Wild-looking birds at the ‘Phoenix’

A PAPER in the current edition of Irish Birds, The Birds of the Phoenix Park, County Dublin, gives the results of a survey carried out during the summer of 2007 and the following winter. The author is Olivia Crowe.

Wild-looking birds at the ‘Phoenix’

A stone wall, 11 kilometres long, surrounds 710 hectares of grassland woods and ponds, one of the largest enclosures of its kind in Europe. The Irish name Fionn uisce, clear water, became anglicised to Phoenix, although the lands granted to the Knights of St John of Jerusalem, 900 hundred years ago, have no connection to the mythical bird.

The park’s best known residents, apart from the President and the US Ambassador, are the fallow deer, the ancestors of which were introduced by the Duke of Ormond in 1662. Numbers reached 1,300 in the past but fell to 40 during the Emergency. Nowadays, there are about 450. The mammal list also includes foxes, otters and stoats. There are pipistrelle, leisler’s, daubenton’s and long-eared bats. I have seen hedgehogs there but they are said to be scarce. The list, however, has some notable omissions. In 1652 ‘measures were taken for the destruction of wolves in the barony of Castleknock’. Hares became extinct 50 years ago. The last red squirrel was recorded in 1987, nine years after its grey American cousin arrived.

The BirdWatch survey, however, shows that the park’s birds are thriving. Seventy-two varieties were recorded, ‘roughly 35% of all species regularly occurring in Ireland’ the author notes. Sixty-eight were present in the breeding season. Twenty-five definitely bred, while a further 10 probably did so. One further species, the long-eared owl, is known to breed but it was not recorded during the census. Using old crow nests and hiding in trees by day, this owl is almost impossible to find, although regurgitated pellets may be found at roosts and the ‘rusty-gate’ calls of chicks can be heard even in daylight. Barn owls may also go unnoticed. These have declined so much that their continued presence in the park is far from certain. Brent geese, which visit short-cropped grasslands around Dublin, fly over the park but census workers didn’t see them on the ground, so they aren’t listed. Kingfishers turn up occasionally at ponds but none obliged during the survey. Olivia thought it ‘surprising’ that reed buntings weren’t found as suitable habitat is available.

Not surprisingly, the park’s commonest residents are crows. Magpies and rooks are not much loved by the public but this is the best place in Dublin at which to see their colourful cousin, the jay.

Phoenix Park was opened to the public in 1747. In those days, attitudes to nature were very different from those of today. Wilderness and wild creatures were seen as the external equivalents of our unruly passions; they were to be suppressed and controlled at all costs. Forests were places of danger and terror. The desirable landscapes were cultivated ordered ones, metaphors for virtue and restraint.

However, attitudes were changing in the decades leading up to the French Revolution. With the ‘cult of the sublime’, encounters with wild places untouched by human presence, though still terrifying, appealed to the new Romantic mindset. Poets, painters and musicians celebrated a new vision of nature. This would, in time, lead to the national park movement. Yellowstone, the first of these great reserves, was to be preserved as an uncontaminated wilderness, into which rich tourists could be led, in carriages, to contemplate the landscape and its animals. The unfortunate tribes-people, who had lived there from millennia, were evicted and sent to reservations. Next, it was the turn of the predators; wolves and birds of prey were persecuted to extinction.

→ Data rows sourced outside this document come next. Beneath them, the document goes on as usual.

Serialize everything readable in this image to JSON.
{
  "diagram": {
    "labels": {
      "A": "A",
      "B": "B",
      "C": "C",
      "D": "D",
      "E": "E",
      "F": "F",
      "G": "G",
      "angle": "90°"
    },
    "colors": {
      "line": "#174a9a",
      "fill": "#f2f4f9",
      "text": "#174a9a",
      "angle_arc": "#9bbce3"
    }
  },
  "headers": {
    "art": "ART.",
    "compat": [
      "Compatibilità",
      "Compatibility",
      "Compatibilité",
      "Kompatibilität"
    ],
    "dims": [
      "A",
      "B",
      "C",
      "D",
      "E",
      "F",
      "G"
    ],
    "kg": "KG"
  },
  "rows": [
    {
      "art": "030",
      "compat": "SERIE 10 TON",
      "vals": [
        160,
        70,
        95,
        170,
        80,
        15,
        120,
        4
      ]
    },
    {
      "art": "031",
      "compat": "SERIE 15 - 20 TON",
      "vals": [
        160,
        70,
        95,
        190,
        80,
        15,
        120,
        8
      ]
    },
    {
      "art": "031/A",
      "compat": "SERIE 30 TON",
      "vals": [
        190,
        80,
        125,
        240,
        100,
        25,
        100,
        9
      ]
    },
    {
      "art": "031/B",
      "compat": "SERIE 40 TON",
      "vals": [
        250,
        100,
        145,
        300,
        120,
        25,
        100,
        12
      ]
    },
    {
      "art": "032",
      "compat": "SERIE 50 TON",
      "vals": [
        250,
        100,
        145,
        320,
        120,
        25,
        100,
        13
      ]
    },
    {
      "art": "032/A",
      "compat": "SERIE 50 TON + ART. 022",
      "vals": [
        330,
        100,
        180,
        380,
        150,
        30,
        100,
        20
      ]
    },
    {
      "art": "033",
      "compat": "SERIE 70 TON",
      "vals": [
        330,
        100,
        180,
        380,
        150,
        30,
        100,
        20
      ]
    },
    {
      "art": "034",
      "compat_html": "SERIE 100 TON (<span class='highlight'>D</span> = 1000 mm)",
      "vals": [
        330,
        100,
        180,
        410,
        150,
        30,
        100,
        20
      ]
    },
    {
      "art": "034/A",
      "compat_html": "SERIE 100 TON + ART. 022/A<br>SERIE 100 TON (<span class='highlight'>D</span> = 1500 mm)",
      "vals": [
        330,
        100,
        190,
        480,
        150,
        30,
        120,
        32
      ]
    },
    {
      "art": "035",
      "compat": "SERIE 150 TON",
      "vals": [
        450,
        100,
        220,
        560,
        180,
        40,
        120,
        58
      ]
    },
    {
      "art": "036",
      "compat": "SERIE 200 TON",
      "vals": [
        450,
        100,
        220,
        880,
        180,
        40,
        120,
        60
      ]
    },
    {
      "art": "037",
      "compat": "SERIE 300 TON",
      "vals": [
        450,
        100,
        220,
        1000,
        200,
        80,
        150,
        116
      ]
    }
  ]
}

With the rise of the ecology movement, the role of predators was reassessed and wolves were reintroduced. More recently, the part played by the tribes banished from Yellowstone has been recognised. Hunter-gathers had changed the landscape profoundly with their impact on plants and animals. The presence of people in national parks is no longer seen as alien.

The Phoenix Park, with a huge human presence, and great national parks, where our role is less obvious, are at opposite ends of a spectrum.